Free app for learning Moriori released to help revive endangered native language

An app providing an introduction to ta rē Moriori - the native language of the Moriori people - has been released in a bid to revive the endangered language.

The Ta Rē Moriori Language App was released on Tuesday by the Hokotehi Moriori Trust, an organisation representing the indigenous people of New Zealand's Chatham Islands (Rēkohu), located off the east coast of the South Island.

The free app provides an introduction to basic Moriori language and contains a beginner's guide to pronunciation, chants or prayer (karakii) and songs (rongo). It will eventually be developed to include access to a Moriori dictionary and phrasebook.

Although ta rē Moriori is most closely related to te reo Māori, it is its own distinctive language - and is not just a dialect of te reo. It has a similar grammatical structure to most Polynesian languages, especially to languages spoken in Tahiti, the Austral Islands and the Marquesan group.

Despite its similarities with te reo Māori, there are also significant differences in regards to words (tukupa), pronunciation and consonant sounds.

There are currently no fluent speakers of ta rē Moriori, according to Hokotehi. There are also no archival sound recordings to better understand the ways in which it was spoken and pronounced. 

The organisation is instead relying on archived texts, compiled in the late 1800s, as the foundation of its mission to revive the language. The texts feature word lists, chants and karakii, Hokotehi said. 

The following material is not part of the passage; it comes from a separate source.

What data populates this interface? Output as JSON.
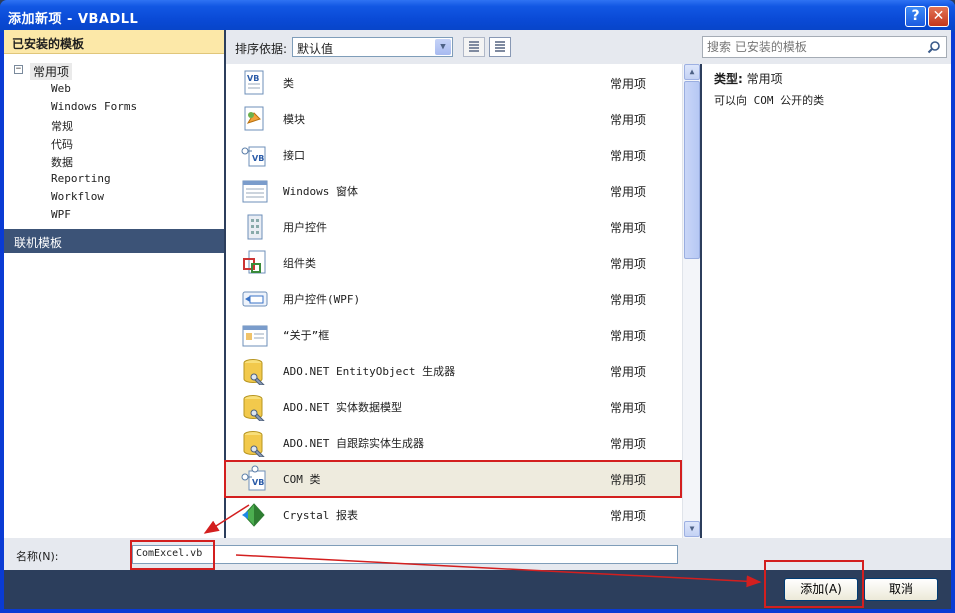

Ta rē Moriori is currently not recognised as one of New Zealand's official languages, which include English, Māori and New Zealand sign language.

A Moriori family photographed in the 1800s.
A Moriori family photographed in the 1800s. Photo credit: File

"We believe that language and identity are inextricable and therefore our distinct identity as Moriori is strongly embedded in reviving and speaking our own language," Hokotehi said in a statement on Tuesday.

"The app is aimed at anyone wanting to learn more about Moriori language and to provide helpful starting points for Hokotehi members wishing to become more proficient in their own language."

The organisation said it was proud that a Moriori language resource is now available on the market. 

"Hokotehi aspires to achieve recognition of the distinctiveness of Moriori and make it available to anyone interested in learning it and being part of its revival."

The organisation has also developed a language strategy (Homouri Ta Rē Moriori) with support from Te Mātāwai, an independent entity set up under the Māori Language Act to promote the use of te reo in homes and the community.

The strategy contains a 10-year plan for the development of further teaching and learning resources.

As of the 2013 census, there were approximately 700 people who identify as Moriori living in New Zealand. 

The app is currently only compatible with Android phones and can be accessed worldwide via the Google Play Store. An iPhone-friendly version will be available soon through the App Store.